Face au bras de fer entre Israël et l’ONU, le père d’un otage prône le maintien du dialogue
Jonathan Dekel-Chen, né aux États-Unis, dont le fils Sagui a été kidnappé le 7 octobre, voit peu d'avantages à fermer la porte à des responsables étrangers qui ont le pouvoir de faire revenir les captifs - en vie
Au 136e jour de la guerre, Jonathan Dekel-Chen vient, encore une fois, aux Nations unies – il s’y est déjà rendu à trois ou quatre reprises depuis que son fils, Sagui Dekel-Chen, a été pris en otage par le Hamas au kibboutz Nir Oz, le 7 octobre.
« Je le fais parce que je veux que mon fils revienne », explique Dekel-Chen. « C’est une forme d’amour, une forme d’engagement pris à l’égard de mon fils et de sa famille, et des gens différents agissent de manière différente ».
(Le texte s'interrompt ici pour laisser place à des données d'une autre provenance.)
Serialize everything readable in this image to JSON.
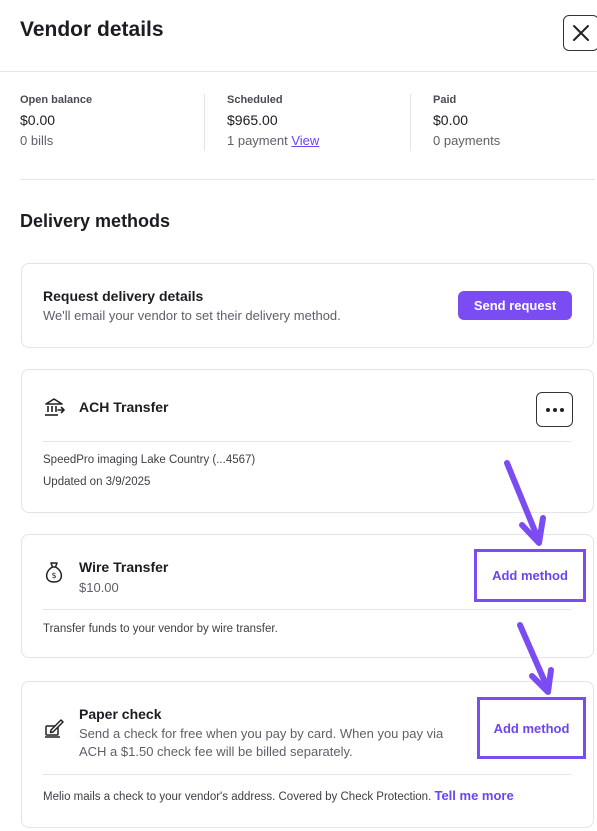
{
  "header": {
    "title": "Vendor details",
    "close_icon": "close-icon"
  },
  "summary": {
    "open_balance": {
      "label": "Open balance",
      "amount": "$0.00",
      "sub": "0 bills"
    },
    "scheduled": {
      "label": "Scheduled",
      "amount": "$965.00",
      "sub": "1 payment",
      "link": "View"
    },
    "paid": {
      "label": "Paid",
      "amount": "$0.00",
      "sub": "0 payments"
    }
  },
  "delivery": {
    "section_title": "Delivery methods",
    "request": {
      "title": "Request delivery details",
      "subtitle": "We'll email your vendor to set their delivery method.",
      "button": "Send request"
    },
    "ach": {
      "title": "ACH Transfer",
      "icon": "bank-icon",
      "account": "SpeedPro imaging Lake Country (...4567)",
      "updated": "Updated on 3/9/2025",
      "more_icon": "more-icon"
    },
    "wire": {
      "title": "Wire Transfer",
      "icon": "money-bag-icon",
      "fee": "$10.00",
      "button": "Add method",
      "description": "Transfer funds to your vendor by wire transfer."
    },
    "check": {
      "title": "Paper check",
      "icon": "check-edit-icon",
      "subtitle_line1": "Send a check for free when you pay by card. When you pay via",
      "subtitle_line2": "ACH a $1.50 check fee will be billed separately.",
      "button": "Add method",
      "description": "Melio mails a check to your vendor's address. Covered by Check Protection.",
      "link": "Tell me more"
    }
  },
  "colors": {
    "accent": "#7b4cf2",
    "link": "#6b45f0",
    "annotation": "#7b4cf2"
  }
}
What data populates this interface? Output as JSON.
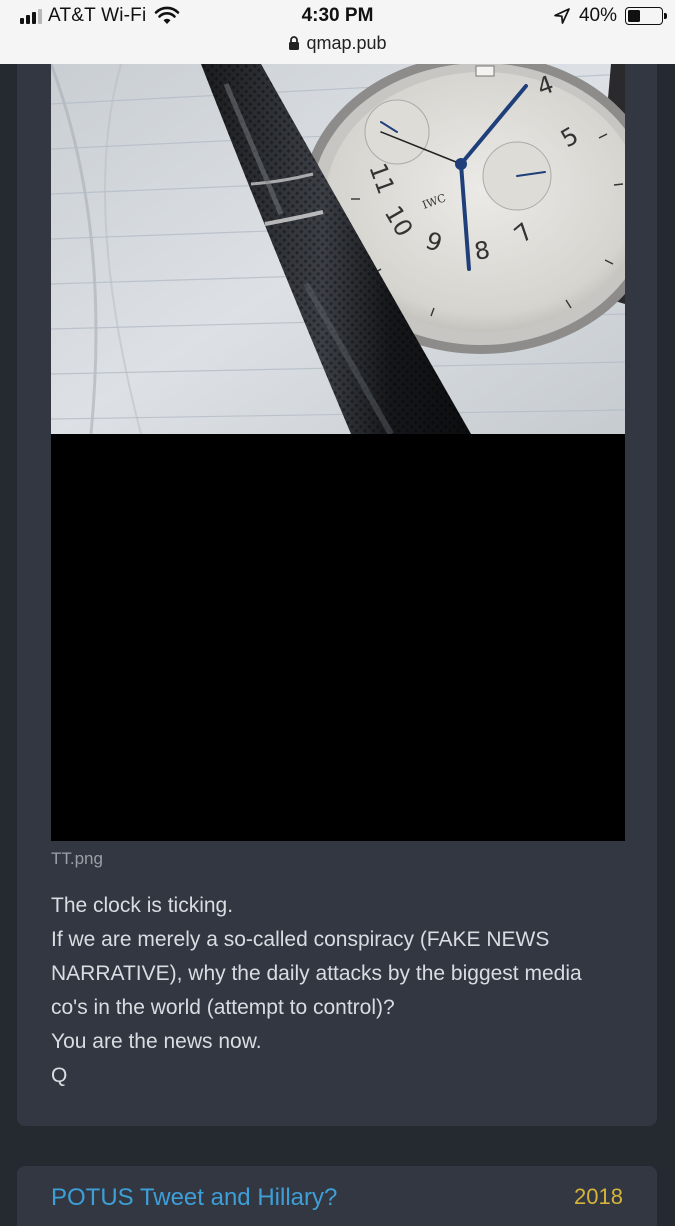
{
  "status_bar": {
    "carrier": "AT&T Wi-Fi",
    "time": "4:30 PM",
    "url": "qmap.pub",
    "battery_percent": "40%",
    "battery_level": 0.4,
    "signal_bars_active": 3,
    "signal_bars_total": 4,
    "icons": [
      "signal-icon",
      "wifi-icon",
      "lock-icon",
      "location-arrow-icon",
      "battery-icon"
    ]
  },
  "post": {
    "image_filename": "TT.png",
    "text_lines": [
      "The clock is ticking.",
      "If we are merely a so-called conspiracy (FAKE NEWS",
      "NARRATIVE), why the daily attacks by the biggest media",
      "co's in the world (attempt to control)?",
      "You are the news now.",
      "Q"
    ],
    "watch_brand": "IWC",
    "watch_numerals": [
      "4",
      "5",
      "7",
      "8",
      "9",
      "10",
      "11"
    ]
  },
  "next_post": {
    "title_partial": "POTUS Tweet and Hillary?",
    "date_partial": "2018"
  },
  "colors": {
    "background": "#252a31",
    "card": "#323741",
    "status_bar": "#f5f5f6",
    "text": "#d9dce1",
    "filename": "#9aa0a8",
    "link": "#3e9fd8",
    "date": "#d4b43a"
  }
}
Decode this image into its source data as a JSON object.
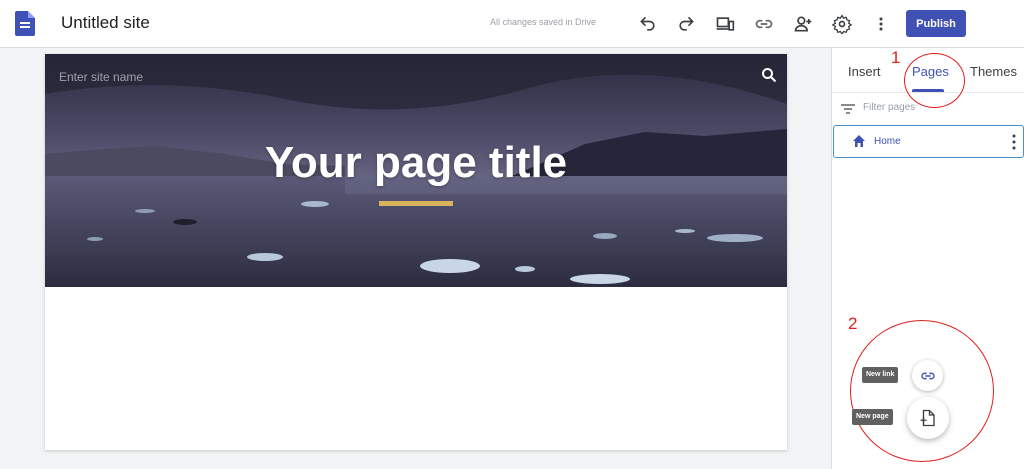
{
  "app": {
    "site_title": "Untitled site",
    "save_status": "All changes saved in Drive",
    "publish_label": "Publish"
  },
  "toolbar_icons": [
    "undo-icon",
    "redo-icon",
    "preview-icon",
    "link-icon",
    "share-icon",
    "settings-icon",
    "more-vert-icon"
  ],
  "header": {
    "site_name_placeholder": "Enter site name",
    "page_title": "Your page title"
  },
  "sidebar": {
    "tabs": [
      {
        "label": "Insert",
        "active": false
      },
      {
        "label": "Pages",
        "active": true
      },
      {
        "label": "Themes",
        "active": false
      }
    ],
    "filter_placeholder": "Filter pages",
    "pages": [
      {
        "label": "Home",
        "icon": "home-icon"
      }
    ]
  },
  "fab": {
    "new_link_tooltip": "New link",
    "new_page_tooltip": "New page"
  },
  "annotations": {
    "first": "1",
    "second": "2"
  },
  "colors": {
    "accent": "#3f51b5",
    "annotation": "#e0201a",
    "title_underline": "#d9b25e"
  }
}
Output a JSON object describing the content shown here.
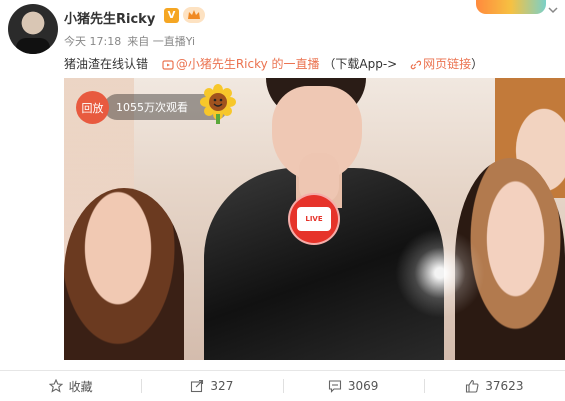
{
  "header": {
    "username": "小猪先生Ricky",
    "v_badge": "V",
    "timestamp": "今天 17:18",
    "source": "来自 一直播Yi"
  },
  "post": {
    "text": "猪油渣在线认错",
    "live_link": "@小猪先生Ricky 的一直播",
    "download": "（下载App->",
    "web_link": "网页链接",
    "close_paren": "）"
  },
  "video": {
    "replay_label": "回放",
    "views": "1055万次观看",
    "live_label": "LIVE"
  },
  "actions": {
    "favorite": "收藏",
    "repost": "327",
    "comment": "3069",
    "like": "37623"
  },
  "colors": {
    "accent": "#eb7350",
    "live_red": "#e6332a",
    "replay_red": "#e85a3f"
  }
}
Lors de ce déplacement particulier, Dekel-Chen, âgé de 60 ans et son épouse, l’activiste Gillian Kaye, ont fait le voyage à New York pour y rencontrer des responsables des Nations unies et pour prendre la parole lors du rassemblement qui est organisé, chaque semaine, aux abords de l’habitation du secrétaire-général de l’ONU, Antonio Guterres, réclamant la libération des captifs.
Cet historien à l’Université hébraïque, qui est né aux États-Unis, est parfaitement conscient de la relation difficile qu’entretiennent Israël et la prestigieuse institution – une relation qui n’est devenue que plus houleuse depuis le mois d’octobre.
Les différentes instances des Nations unies – et Guterres – ont été parmi les critiques les plus véhéments de la campagne militaire lancée par Israël pour renverser le Hamas et garantir la remise en liberté des otages. L’État juif, de son côté, n’a pas épargné dans ses critiques les responsables de l’ONU pour leurs déclarations et pour leurs positionnements et il a affirmé que certains employés de l’agence chargée des réfugiés palestiniens au sein des Nations unies, l’UNRWA, avaient pris part au massacre du 7 octobre et qu’un grand nombre d’entre eux ont tissé des liens avec le Hamas.
Une proximité avec l’ennemi, sur le front, qui est très exactement la raison pour laquelle « il est judicieux de les rencontrer et de ne pas leur fermer la porte », dit Dekel-Chen.
« En tant que famille d’otage, je peux rencontrer les officiels qui travaillent aux Nations unies. Je ne tente pas de les convaincre du caractère juste de la guerre que mène Israël contre le Hamas ; je veux seulement rencontrer des responsables pour discuter et pour essayer de faire aller de l’avant tout type d’initiative qui serait favorable aux otages », indique-t-il.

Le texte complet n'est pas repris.